In a move reminiscent of a wild-eyed, 1950s Commie hunt, EcoWatch has published a list of the most dangerous heretics from climate change orthodoxy, including Donald Trump, Congressman Joe Barton (R-TX), and Marc Morano.
For the crime of questioning the science behind current global warming theories, especially regarding human causality and radical proposals of CO2 reduction, EcoWatch writer Michael Mann has branded these freethinking skeptics as “deniers”—in an intentional reference to those who repudiate the Jewish Holocaust.
Gone are the days when intelligent inquiry was lauded as a prized element of serious science. Mann accuses the skeptics of “clouding the climate change debate” with their pesky, unanswered questions and stalling action through “a campaign of deliberate misinformation.”
The EcoWatch piece reprises an earlier article in the Washington Post hawking copies of Mann’s new book, The Madhouse Effect: How Climate Change Denial Is Threatening Our Planet, Destroying Our Politics, and Driving Us Crazy by holding up climate change deniers to public scorn.
The full ten-member “basket of deplorables” includes Donald Trump, “the most prominent current climate change denier of them all,” along with physicist S. Fred Singer, Steve Milloy, Marc Morano, Congressman Joe Barton, Sarah Palin, Rupert Murdoch, David and Charles Koch, and Bjorn Lomborg.
As Breitbart News reported in July, self-appointed guardians of climate change orthodoxy have been conspiring to find ways of legally prosecuting anyone who challenges global warming theories.

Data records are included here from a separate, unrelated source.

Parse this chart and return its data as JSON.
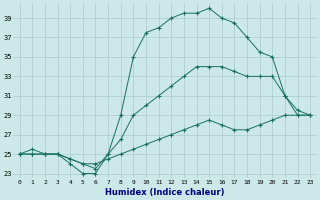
{
  "xlabel": "Humidex (Indice chaleur)",
  "bg_color": "#cce8e8",
  "line_color": "#1a7060",
  "grid_color": "#aacccc",
  "xlim": [
    -0.5,
    23.5
  ],
  "ylim": [
    22.5,
    40.5
  ],
  "yticks": [
    23,
    25,
    27,
    29,
    31,
    33,
    35,
    37,
    39
  ],
  "xticks": [
    0,
    1,
    2,
    3,
    4,
    5,
    6,
    7,
    8,
    9,
    10,
    11,
    12,
    13,
    14,
    15,
    16,
    17,
    18,
    19,
    20,
    21,
    22,
    23
  ],
  "series": [
    {
      "x": [
        0,
        1,
        2,
        3,
        4,
        5,
        6,
        7,
        8,
        9,
        10,
        11,
        12,
        13,
        14,
        15,
        16,
        17,
        18,
        19,
        20,
        21,
        22,
        23
      ],
      "y": [
        25,
        25.5,
        25,
        25,
        24,
        23,
        23,
        25,
        29,
        35,
        37.5,
        38,
        39,
        39.5,
        39.5,
        40,
        39,
        38.5,
        37,
        35.5,
        35,
        31,
        29,
        29
      ]
    },
    {
      "x": [
        0,
        1,
        2,
        3,
        4,
        5,
        6,
        7,
        8,
        9,
        10,
        11,
        12,
        13,
        14,
        15,
        16,
        17,
        18,
        19,
        20,
        21,
        22,
        23
      ],
      "y": [
        25,
        25,
        25,
        25,
        24.5,
        24,
        23.5,
        25,
        26.5,
        29,
        30,
        31,
        32,
        33,
        34,
        34,
        34,
        33.5,
        33,
        33,
        33,
        31,
        29.5,
        29
      ]
    },
    {
      "x": [
        0,
        1,
        2,
        3,
        4,
        5,
        6,
        7,
        8,
        9,
        10,
        11,
        12,
        13,
        14,
        15,
        16,
        17,
        18,
        19,
        20,
        21,
        22,
        23
      ],
      "y": [
        25,
        25,
        25,
        25,
        24.5,
        24,
        24,
        24.5,
        25,
        25.5,
        26,
        26.5,
        27,
        27.5,
        28,
        28.5,
        28,
        27.5,
        27.5,
        28,
        28.5,
        29,
        29,
        29
      ]
    }
  ]
}
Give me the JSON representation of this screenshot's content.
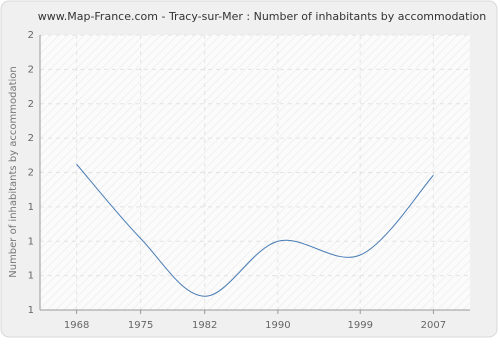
{
  "chart_data": {
    "type": "line",
    "title": "www.Map-France.com - Tracy-sur-Mer : Number of inhabitants by accommodation",
    "y_label": "Number of inhabitants by accommodation",
    "x": [
      1968,
      1975,
      1982,
      1990,
      1999,
      2007
    ],
    "series": [
      {
        "name": "Number of inhabitants by accommodation",
        "color": "#4a7db5",
        "values": [
          1.53,
          1.26,
          1.05,
          1.25,
          1.2,
          1.49
        ]
      }
    ],
    "xlim": [
      1964,
      2011
    ],
    "xticks": [
      1968,
      1975,
      1982,
      1990,
      1999,
      2007
    ],
    "ylim": [
      1,
      2
    ],
    "yticks": [
      {
        "value": 1,
        "label": "1"
      },
      {
        "value": 1.125,
        "label": "1"
      },
      {
        "value": 1.25,
        "label": "1"
      },
      {
        "value": 1.375,
        "label": "1"
      },
      {
        "value": 1.5,
        "label": "2"
      },
      {
        "value": 1.625,
        "label": "2"
      },
      {
        "value": 1.75,
        "label": "2"
      },
      {
        "value": 1.875,
        "label": "2"
      },
      {
        "value": 2,
        "label": "2"
      }
    ],
    "grid": true,
    "smooth": true
  }
}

A group of these enforcers met earlier this year to develop a strategy to use RICO (Racketeer Influenced and Corrupt Organizations Act), a tool for prosecuting drug cartels and Mafia families, against those who speak out against the Obama administration’s war on fossil fuels.
This past summer, a group of scientists acknowledged that one of the most touted examples of global warming, regularly pointed to by climate alarmists as a motive to cut back on fossil fuel emissions, had actually reversed itself some time ago.
During the second half of the 20th century, the Antarctic Peninsula experienced an extended warming period that ignited fears of apocalyptic catastrophes like that depicted in the 2004 Hollywood climate change disaster film, “The Day After Tomorrow.” According to the recent essay, however, titled “Climate science: Cooling in the Antarctic,” scientists are now saying that the warming trend was caused by natural factors and reversed itself again by natural causes just before the turn of the millennium.
Writing in the journal Nature, the team of scientists showed that temperatures in the Antarctic Peninsula have actually been falling steadily for the last 18 years at the rate of nearly one degree Fahrenheit per decade, countering earlier warming trends.
Nature‘s editor noted that although the Antarctic Peninsula is “frequently presented as a case study of rapid warming,” scientists John Turner and colleagues have now shown that warming trends have abated and “for the early years of the twenty-first century the peninsula has in the main been cooling.”
Many of the fears associated with the rapid warming of the Peninsula, such as the regional retreat of glaciers and disintegration of floating ice shelves, the authors suggest, were not in fact due to “drivers of global temperature change” as previously believed, but were rather caused by a particular microclimate associated with “extreme natural internal variability of the regional atmospheric circulation.”